DREAM SCENARIO, sognare (ed essere sognati) di diventare il nuovo Ari Aster

Eccoci alla prova del nove per Borgli, dopo lo sballo di Sick of myself – ancora vivo nella memoria.

Il marchio A24 subito indirizza la barra e infatti il film, saltando un secondino alle conclusioni, ci appare molto AriAsteresque (il regista è tra i produttori), nell’uso del suono, dell’attore protagonista, di questo nuovo modello di perturbante dal sapore horror che vuole essere anche psicologico, contemporaneo e disturbante. Ma il film è del Borgli sorprendente di Sick, per l’appunto, quindi sa andare altrove, pur non presentando quel registro alieno da tutto così vivo e conosciuto da noi uomini degli anni 20 del Duemila che in Sick of myself dominava e caratterizzava senza mezzi termini la visione.

La veste di Dream Scenario è da film indipendente americano (quale è), per ambientazione, lingua, messa in scena. Poi i temi cari al nostro da subito, nel ritmo travolgente che sa offrire (anche montatore, e sceneggiatore unico qui): la viralità come mania e ultima spiaggia per essere visibili o (qui) raggiungere il successo, la disfunzionalità dei rapporti umani, l’attesa dell’evento come cataclisma sociale (!!!).
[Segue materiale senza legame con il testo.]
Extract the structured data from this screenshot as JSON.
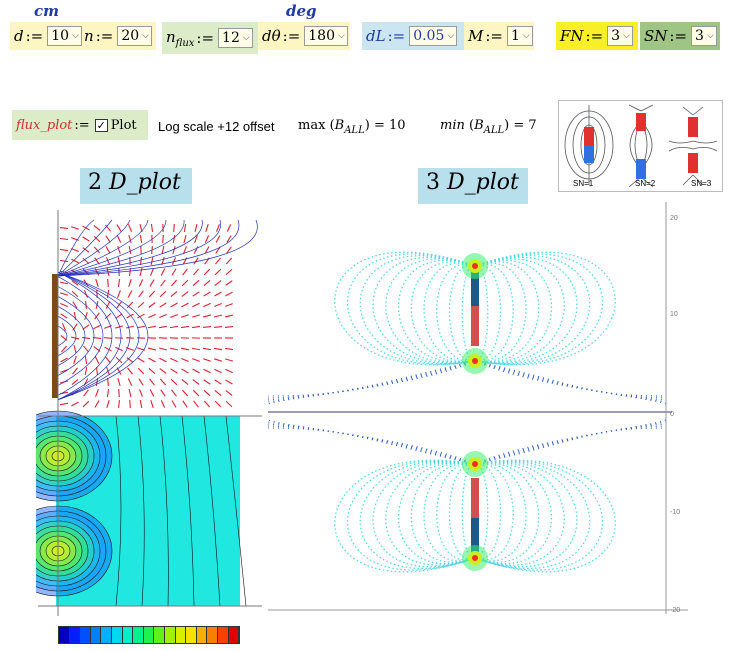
{
  "units": {
    "cm": "cm",
    "deg": "deg"
  },
  "params": {
    "d": {
      "label": "d",
      "value": "10"
    },
    "n": {
      "label": "n",
      "value": "20"
    },
    "nflux": {
      "label": "n",
      "sub": "flux",
      "value": "12"
    },
    "dtheta": {
      "label": "dθ",
      "value": "180"
    },
    "dL": {
      "label": "dL",
      "value": "0.05"
    },
    "M": {
      "label": "M",
      "value": "1"
    },
    "FN": {
      "label": "FN",
      "value": "3"
    },
    "SN": {
      "label": "SN",
      "value": "3"
    }
  },
  "assign_op": ":=",
  "flux_plot": {
    "label": "flux_plot",
    "checkbox_label": "Plot",
    "checked": true
  },
  "log_scale_text": "Log scale +12 offset",
  "max_expr": {
    "fn": "max",
    "var": "B",
    "sub": "ALL",
    "value": "10"
  },
  "min_expr": {
    "fn": "min",
    "var": "B",
    "sub": "ALL",
    "value": "7"
  },
  "legend_labels": [
    "SN=1",
    "SN=2",
    "SN=3"
  ],
  "plot2d_title": {
    "num": "2",
    "name": "D_plot"
  },
  "plot3d_title": {
    "num": "3",
    "name": "D_plot"
  },
  "plot3d_axis_ticks": [
    "20",
    "10",
    "0",
    "-10",
    "-20"
  ],
  "colors": {
    "yellow_region": "#fdf6c3",
    "green_region": "#dcebc8",
    "blue_region": "#cbe6f0",
    "fn_highlight": "#f8ef2a",
    "sn_highlight": "#9fc585",
    "field_line": "#52d6e6",
    "vector_red": "#e02030",
    "vector_blue": "#2030c0"
  },
  "colorbar": [
    "#0000c0",
    "#0020ff",
    "#0050ff",
    "#0080ff",
    "#00b0ff",
    "#00d8f0",
    "#00f0c8",
    "#00f090",
    "#20f050",
    "#60f020",
    "#a0f000",
    "#d8f000",
    "#f8e000",
    "#f8b000",
    "#f88000",
    "#f84000",
    "#e00000"
  ]
}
Sappiamo dello spunto dietro all’idea dell’essere sognati, vicenda realmente accaduta nel 2013 e inventata per inondare il web. Uno spunto quindi circoscritto (non esisteva il personaggio sognato da molti, una grande fake news), che nella prima parte, e forse anche fino ai sogni violenti che rappresentano il turning point principale, si direbbe sviluppato in modo vincente. Quando avviene la seconda sorpresa del film, il Nitrio e l’invenzione di Paul, allora la coerenza complessiva pare venir meno, fa sorridere e si capisce quanto sia una strada necessaria a raggiungere il finale, ma a naso convince poco e volge in modo insoddisfacente la cifra del Borgli.

Mi spiego meglio. Dove può andare a parare il film, cosa sta dicendo e vorrebbe dire? Proviamo un rapido riepilogo. Paul è passato dall’altra parte del “sogno”, dopo l’ebbrezza della celebrità dell’essere sognato, ed ora tutti sono turbati, specie i suoi studenti, dal sognarlo violento e violentatore. Non ha colpe ma la sua immagine è compromessa: perde il lavoro, la famiglia, gli amici. Solo la Francia, terra lontana dove racimolare qualche briciola di celebrità, lo accoglie e lo pubblica, anche se cambia titolo al libro e lo confina in un altro basement “invisibile” a firmare copie. Nero, terza rottura. Siamo dalle parti del Cronenberg di ExistenZ ora, e di Shyamalan forse (penso a The village e al suo clamoroso finale). Il Nitrio è uno strumento che ti consente di entrare nei sogni altrui e mettere in pratica, in modo controllato e positivo, il mistero della storia di Paul. Anche lui decide di usarlo, per recuperare la moglie ed essere agente, non più passivo, per riconquistarla in quella dimensione onirica che fino a quel momento è stata la sua condanna.

Interessante, ora che lo riepilogo così, il rovesciamento attuato da Borgli, e significativo. Ma perché non convince? Perché vuole tenere tutti i pezzi insieme, perché non lascia andare il cotè familiare debole e poco interessante, perché non riesce a restare fedele al suo assunto. Ecco che torna allora il limite di uno spunto che per quanto tu sia brillante e pieno di idee, alla tua prima prova americana con un grandissimo attore a disposizione, è davvero difficile riuscire a trasformare in qualcosa di pienamente convincente in tutta la sua durata.

Finale a suo modo disturbante ma in modo critico, cinefilo, al di là della ricerca del regista – disturba cioè che il film si arrenda al bisogno di chiusura come anche di speranza, che non riesca a dare un’ultima stoccata.